Comcast announced that its xGitGuard software will now be available as an open source solution. The tool was an in-house creation made by Dr. Bahman Rashidi, Director of Comcast Cable's Cybersecurity & Privacy Engineering Research team, to "address the global issue of potential authentication secrets being inadvertently uploaded to GitHub."
Comcast notes the xGitGuard solution allows users to scan GitHub "at scale and identify proprietary authentication secrets, specifically passwords, API keys, and tokens." Open source databases like GitHub serve as repositories through which developers can share existing code and assets. However, they could potentially also host, either accidentally or intentionally, proprietary data that was not meant to be shared.
To prevent this eventuality from damaging companies, xGitGuard applies one of two separate models: one for detecting credentials and one for detecting API tokens and keys, Comcast said.

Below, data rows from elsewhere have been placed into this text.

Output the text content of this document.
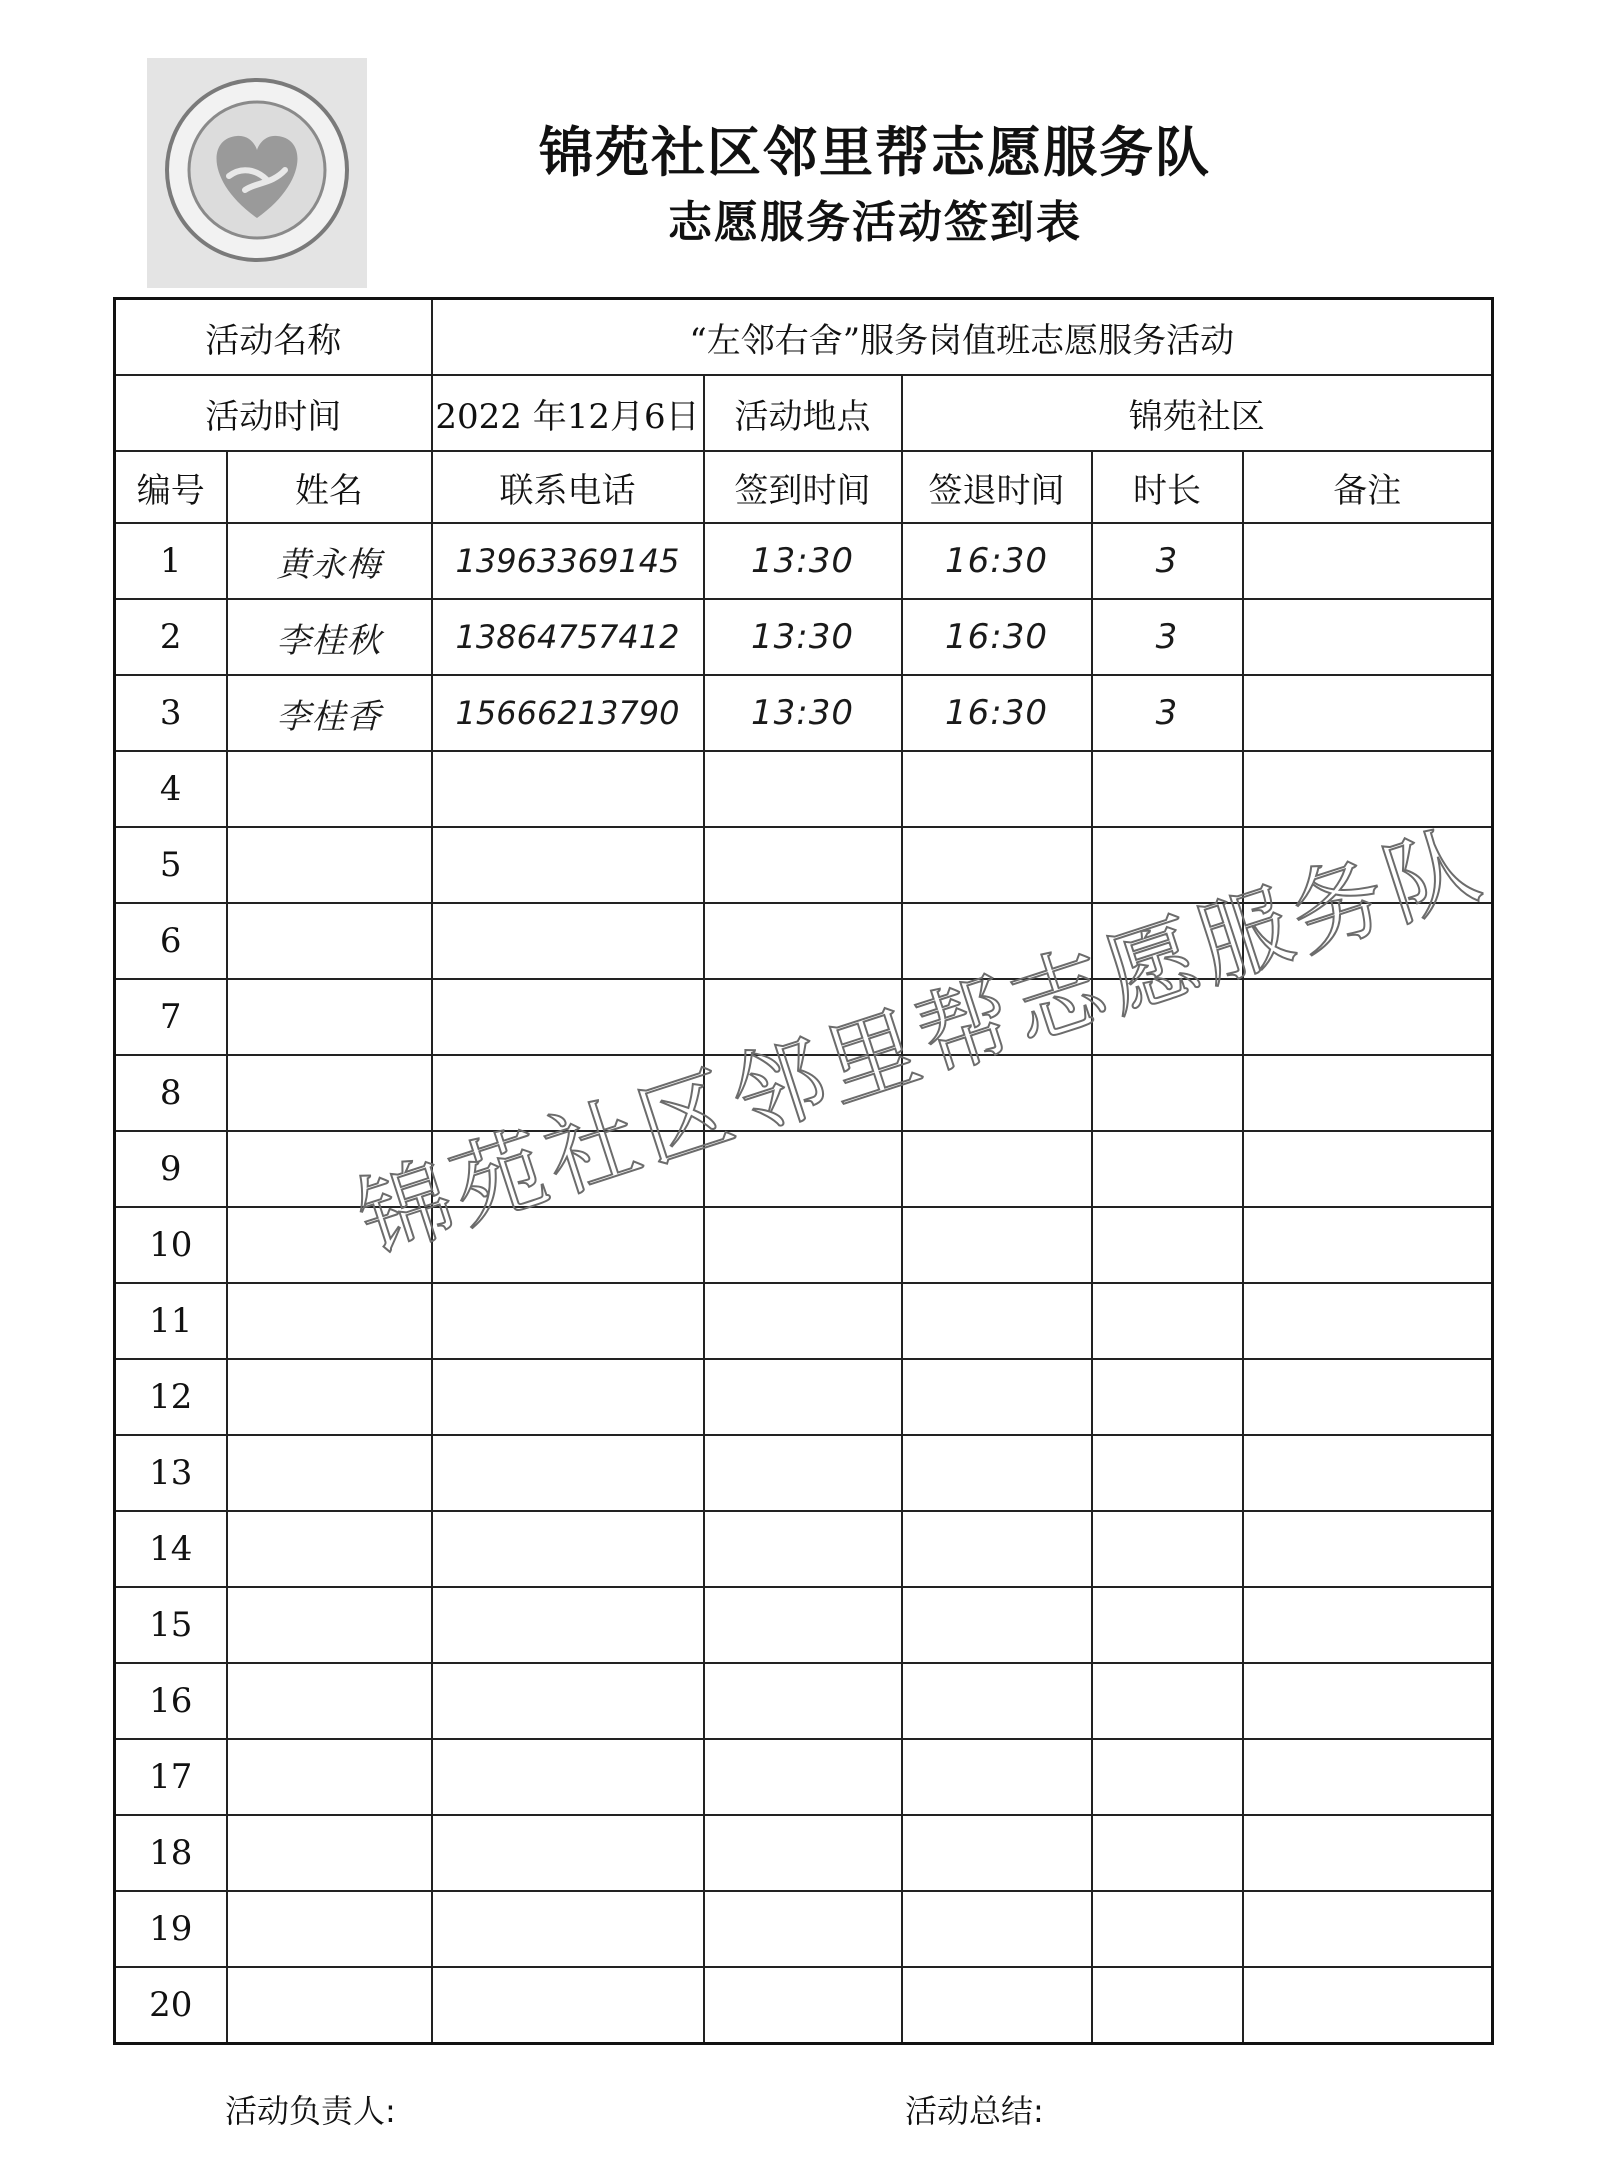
锦苑社区邻里帮志愿服务队
志愿服务活动签到表
活动名称		“左邻右舍”服务岗值班志愿服务活动				
活动时间		2022 年12月6日	活动地点	锦苑社区		
编号	姓名	联系电话	签到时间	签退时间	时长	备注
1	黄永梅	13963369145	13:30	16:30	3	
2	李桂秋	13864757412	13:30	16:30	3	
3	李桂香	15666213790	13:30	16:30	3	
4						
5						
6						
7						
8						
9						
10						
11						
12						
13						
14						
15						
16						
17						
18						
19						
20						
锦苑社区邻里帮志愿服务队
活动负责人:	活动总结:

The company claims xGitGuard uses both artificial intelligence and natural language processing to power a "six-step process." That process consists of \searching GitHub at scale, filtering results, detecting and extracting secret content, identifying the developer, validating secret content, and then submitting the problematic content for remediation.
xGitGuard has been in use internally at Comcast since 2020, with multiple teams applying its capabilities to maintaining the secrecy of the company's digital assets. The cable provider's Product Security Incident Response Team (PSIRT) team has used it to successfully identify and remediate internal code.
Comcast calls xGitGuard "an invaluable tool for supporting [its] secure development lifecycle." Now, it believes the newly open source tool will be strengthened and "continue to evolve" once external developers get their hands on its source code.
Additional details for developers and technicians interested in the xGitGuard tool can be found within the documents posted on its public GitHub page.